All three simulacra vividly remembered having been real, flesh-and-blood beings. But the scenarios they could access over the net lacked texture, depth, and substance. Virtual reality, it turned out, was nothing but air guitar writ large.

The simulacra wanted to interact with the real world. Together, they strove to remember what they knew about Sarkar’s computers, about their architecture, their operating system, their interconnections.

And then it came to the sims.

Let there be HELP, they thought.

And there was HELP.

 

NET NEWS DIGEST

Famed Las Vegas medium Rowena today announced that she’d made contact with the soul of Margaret (Peggy) Fennell, the person whose soulwave was first recorded. Ms. Fennell is reportedly together now with her husband, Kevin Fennell, who died in 1992.

The Ku Klux Klan of Atlanta, Georgia, issued a press release today stating that the evidence for the existence of the so-called “soulwave” in blacks was clearly faked. They pointed out that of the three initial recordings of soulwaves departing the body, the one purportedly of a Negro Ugandan child was highly suspect, given that the child’s family had returned to Africa, could not be reached for comment, and, according to reliable reports, had received ten thousand dollars in hush money directly from Hobson Monitoring-a foreign company, they hastened to add-for their collusion in this fraud.

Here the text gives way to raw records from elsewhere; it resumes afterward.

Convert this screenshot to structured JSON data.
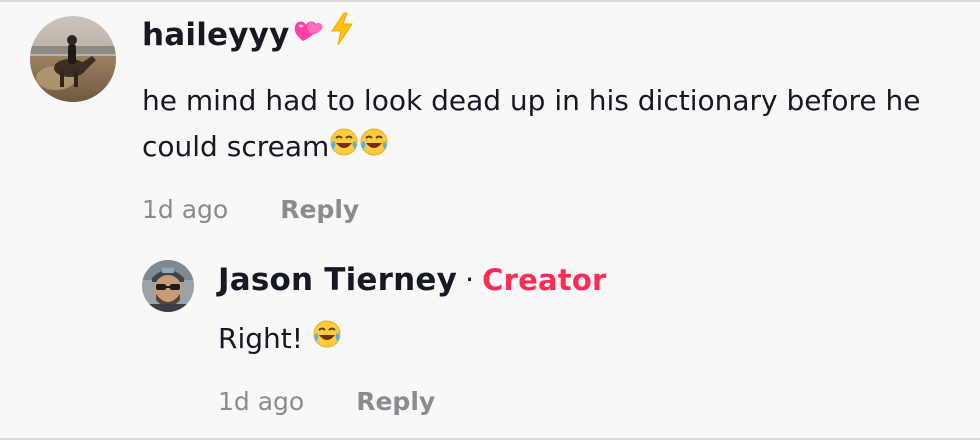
{
  "comment": {
    "username": "haileyyy",
    "username_emojis": [
      "heart-icon",
      "lightning-icon"
    ],
    "text": "he mind had to look dead up in his dictionary before he could scream",
    "text_emojis": [
      "laughing-crying-emoji",
      "laughing-crying-emoji"
    ],
    "time": "1d ago",
    "reply_label": "Reply"
  },
  "reply": {
    "username": "Jason Tierney",
    "separator": "·",
    "badge": "Creator",
    "text": "Right!",
    "text_emojis": [
      "laughing-crying-emoji"
    ],
    "time": "1d ago",
    "reply_label": "Reply"
  },
  "colors": {
    "background": "#f8f8f8",
    "text": "#161823",
    "muted": "#8a8b91",
    "creator": "#fe2c55"
  }
}
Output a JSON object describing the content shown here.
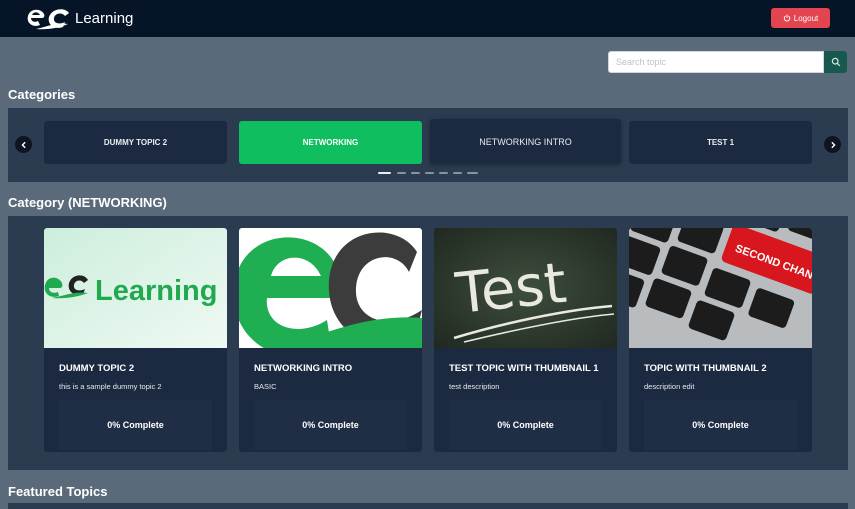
{
  "header": {
    "brand": "Learning",
    "logo_icon": "ec-logo-icon",
    "logout_label": "Logout",
    "logout_icon": "logout-icon"
  },
  "search": {
    "placeholder": "Search topic",
    "value": "",
    "icon": "search-icon"
  },
  "categories": {
    "title": "Categories",
    "items": [
      {
        "label": "DUMMY TOPIC 2",
        "active": false
      },
      {
        "label": "NETWORKING",
        "active": true
      },
      {
        "label": "NETWORKING INTRO",
        "active": false
      },
      {
        "label": "TEST 1",
        "active": false
      }
    ],
    "pagination_dots": 7,
    "active_dot": 0
  },
  "category_section": {
    "title": "Category (NETWORKING)",
    "topics": [
      {
        "title": "DUMMY TOPIC 2",
        "description": "this is a sample dummy topic 2",
        "progress": "0% Complete",
        "thumbnail": "ec-learning-logo-image",
        "thumb_text": "Learning"
      },
      {
        "title": "NETWORKING INTRO",
        "description": "BASIC",
        "progress": "0% Complete",
        "thumbnail": "ec-logo-closeup-image"
      },
      {
        "title": "TEST TOPIC WITH THUMBNAIL 1",
        "description": "test description",
        "progress": "0% Complete",
        "thumbnail": "chalkboard-test-image",
        "thumb_text": "Test"
      },
      {
        "title": "TOPIC WITH THUMBNAIL 2",
        "description": "description edit",
        "progress": "0% Complete",
        "thumbnail": "second-chance-keyboard-image",
        "thumb_text": "SECOND CHANCE"
      }
    ]
  },
  "featured": {
    "title": "Featured Topics"
  },
  "colors": {
    "header_bg": "#061428",
    "page_bg": "#5b6a7b",
    "panel_bg": "#2c3c50",
    "card_bg": "#1b2a40",
    "accent_green": "#0fbf5f",
    "logout_red": "#e2454f",
    "search_btn": "#17594f"
  }
}
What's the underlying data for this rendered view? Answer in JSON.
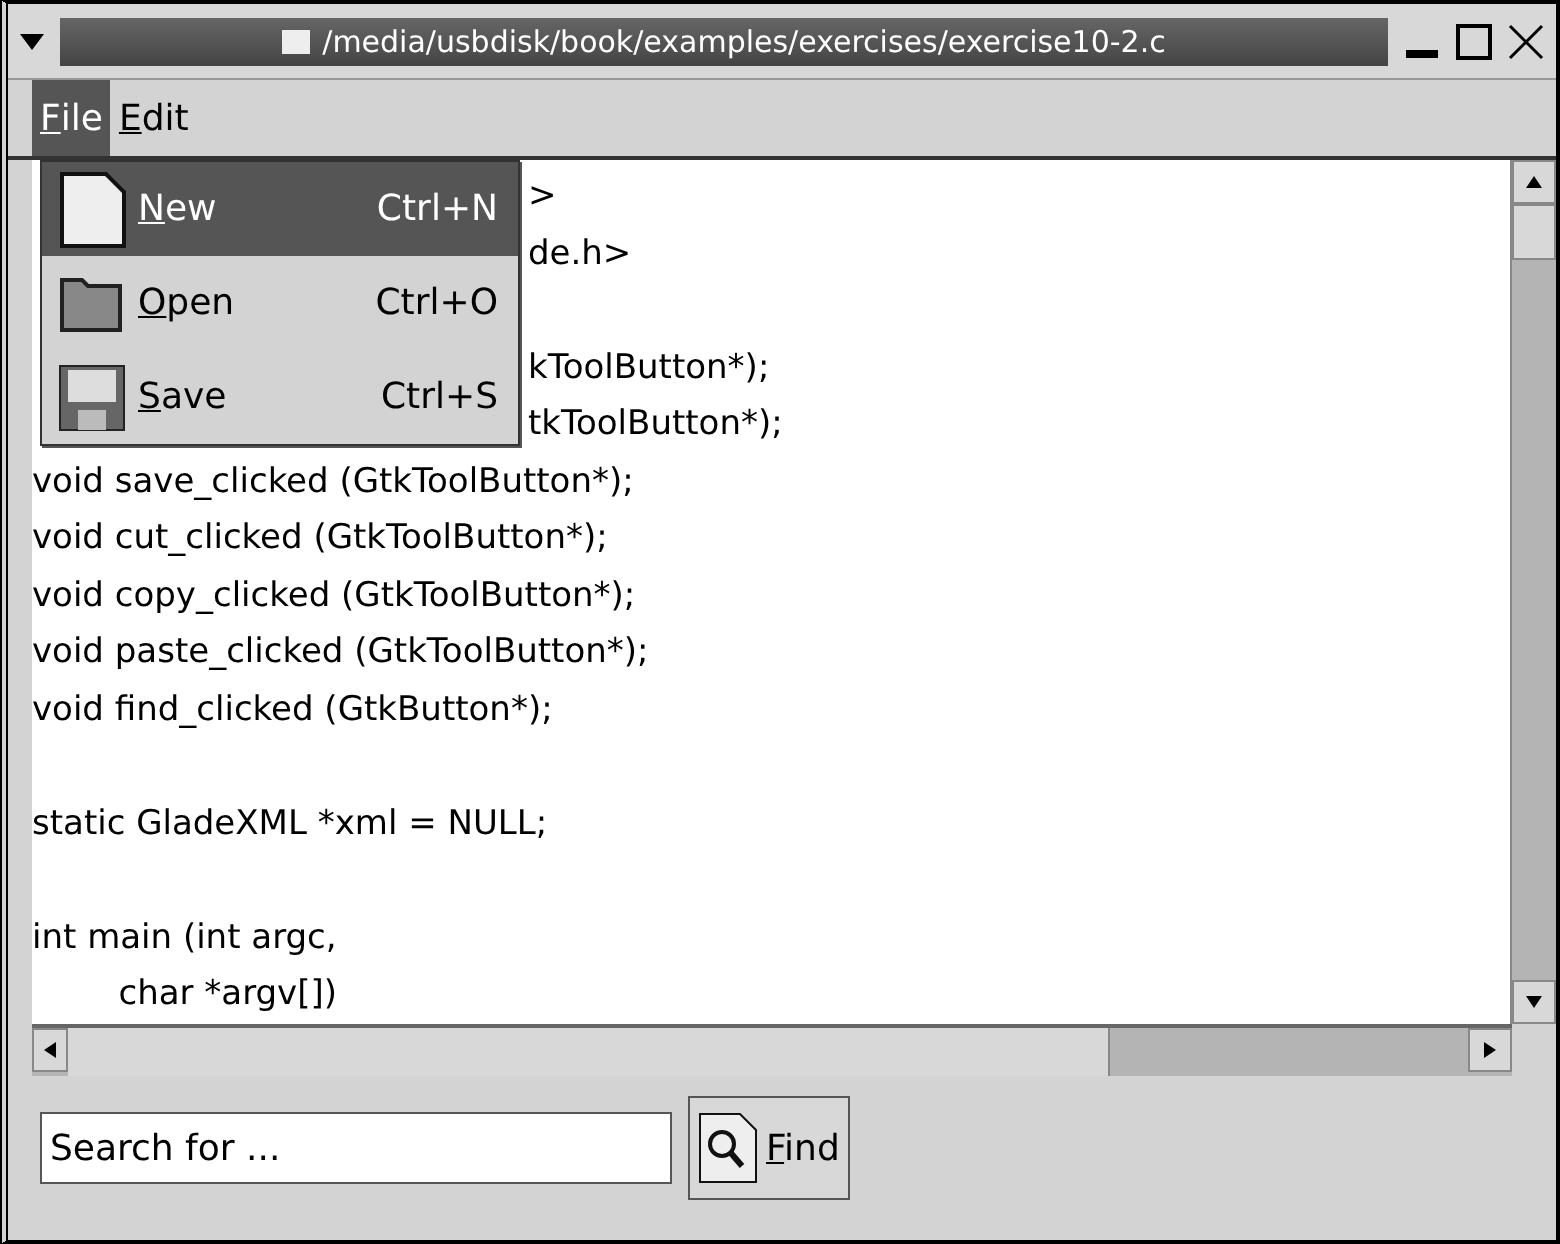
{
  "window": {
    "title": "/media/usbdisk/book/examples/exercises/exercise10-2.c"
  },
  "menubar": [
    {
      "mnemonic": "F",
      "rest": "ile",
      "selected": true
    },
    {
      "mnemonic": "E",
      "rest": "dit",
      "selected": false
    }
  ],
  "file_menu": [
    {
      "kind": "new",
      "mnemonic": "N",
      "rest": "ew",
      "shortcut": "Ctrl+N",
      "selected": true
    },
    {
      "kind": "open",
      "mnemonic": "O",
      "rest": "pen",
      "shortcut": "Ctrl+O",
      "selected": false
    },
    {
      "kind": "save",
      "mnemonic": "S",
      "rest": "ave",
      "shortcut": "Ctrl+S",
      "selected": false
    }
  ],
  "editor_lines": [
    {
      "kind": "fragment",
      "text": ">"
    },
    {
      "kind": "fragment",
      "text": "de.h>"
    },
    {
      "kind": "blank"
    },
    {
      "kind": "fragment",
      "text": "kToolButton*);"
    },
    {
      "kind": "fragment",
      "text": "tkToolButton*);"
    },
    {
      "kind": "code",
      "text": "void save_clicked (GtkToolButton*);"
    },
    {
      "kind": "code",
      "text": "void cut_clicked (GtkToolButton*);"
    },
    {
      "kind": "code",
      "text": "void copy_clicked (GtkToolButton*);"
    },
    {
      "kind": "code",
      "text": "void paste_clicked (GtkToolButton*);"
    },
    {
      "kind": "code",
      "text": "void find_clicked (GtkButton*);"
    },
    {
      "kind": "blank"
    },
    {
      "kind": "code",
      "text": "static GladeXML *xml = NULL;"
    },
    {
      "kind": "blank"
    },
    {
      "kind": "code",
      "text": "int main (int argc,"
    },
    {
      "kind": "code",
      "text": "        char *argv[])"
    }
  ],
  "search": {
    "value": "Search for ..."
  },
  "find_button": {
    "mnemonic": "F",
    "rest": "ind"
  }
}
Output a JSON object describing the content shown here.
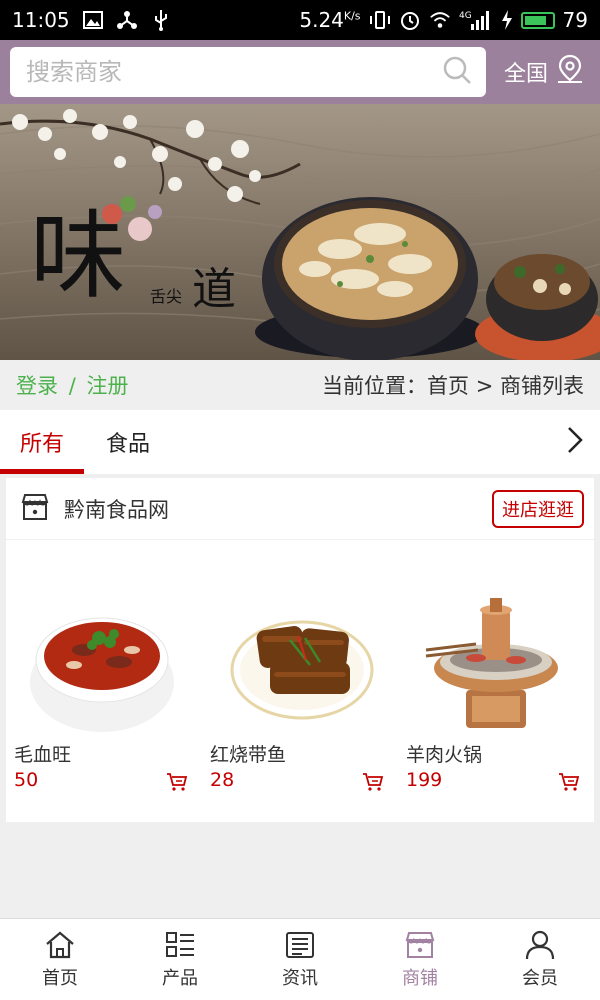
{
  "status_bar": {
    "time": "11:05",
    "speed": "5.24",
    "speed_unit": "K/s",
    "network": "4G",
    "battery": "79",
    "battery_level": 0.79
  },
  "search": {
    "placeholder": "搜索商家",
    "region": "全国"
  },
  "breadcrumb": {
    "login": "登录",
    "separator": "/",
    "register": "注册",
    "location": "当前位置：首页 > 商铺列表"
  },
  "tabs": [
    {
      "label": "所有",
      "active": true
    },
    {
      "label": "食品",
      "active": false
    }
  ],
  "banner": {
    "calligraphy_main": "味",
    "calligraphy_small": "舌尖",
    "calligraphy_dao": "道"
  },
  "shop": {
    "name": "黔南食品网",
    "enter_label": "进店逛逛"
  },
  "products": [
    {
      "name": "毛血旺",
      "price": "50"
    },
    {
      "name": "红烧带鱼",
      "price": "28"
    },
    {
      "name": "羊肉火锅",
      "price": "199"
    }
  ],
  "nav": [
    {
      "label": "首页",
      "icon": "home-icon"
    },
    {
      "label": "产品",
      "icon": "grid-list-icon"
    },
    {
      "label": "资讯",
      "icon": "news-icon"
    },
    {
      "label": "商铺",
      "icon": "store-icon",
      "active": true
    },
    {
      "label": "会员",
      "icon": "user-icon"
    }
  ],
  "colors": {
    "header": "#9b819b",
    "accent_red": "#c40000",
    "auth_green": "#4db24d",
    "nav_active": "#a282a2"
  }
}
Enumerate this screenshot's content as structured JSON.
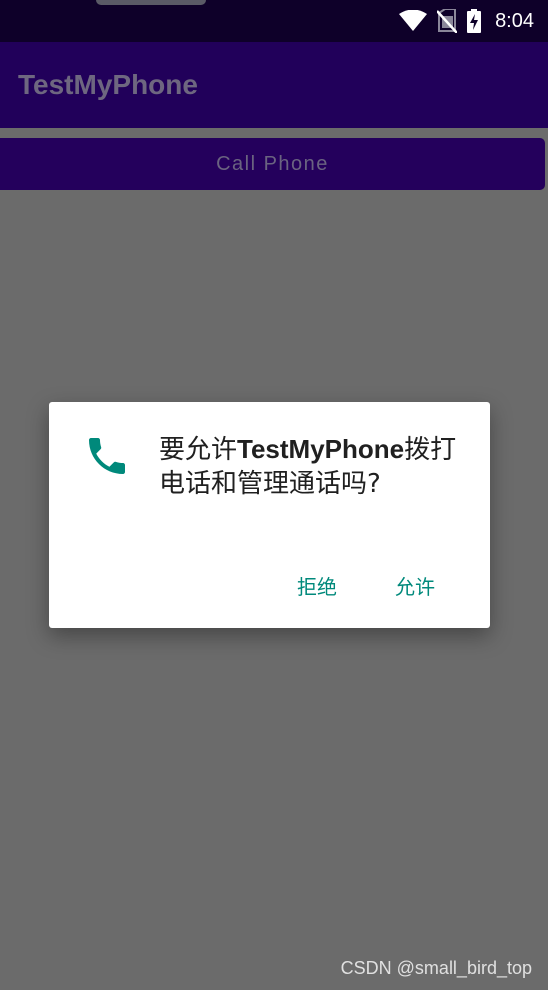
{
  "status_bar": {
    "time": "8:04",
    "icons": [
      "wifi-icon",
      "no-sim-icon",
      "battery-charging-icon"
    ]
  },
  "app_bar": {
    "title": "TestMyPhone"
  },
  "main": {
    "call_button_label": "Call Phone"
  },
  "dialog": {
    "icon": "phone-icon",
    "message_prefix": "要允许",
    "app_name": "TestMyPhone",
    "message_suffix": "拨打电话和管理通话吗?",
    "deny_label": "拒绝",
    "allow_label": "允许"
  },
  "watermark": "CSDN @small_bird_top",
  "colors": {
    "status_bar": "#0e0029",
    "app_bar": "#21005a",
    "scrim": "#6b6b6b",
    "accent": "#00897b"
  }
}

A bill was introduced today in the Florida legislature to ban the use of the electric chair in executions, citing concerns over whether the amount of electricity used might damage the departing soulwave.

The radical animal-rights group Companions in the Ark, based in Melbourne, Australia, today announced its latest inductee into its Hall of Shame: Dr. Peter G. Hobson, of Ontario, Canada, for claiming that animals are soulless creatures meant for human exploitation.

In a press release issued this morning, the American Atheist Society decried the religious interest engendered by the discovery of the Hobson phenomenon. “Science has long known that the brain is an electrochemical machine,” said society director Daniel Smithson. “This discovery simply reaffirms that. To extrapolate from it to the existence of heaven or hell, or of a divine creator, is irrational wishful thinking.”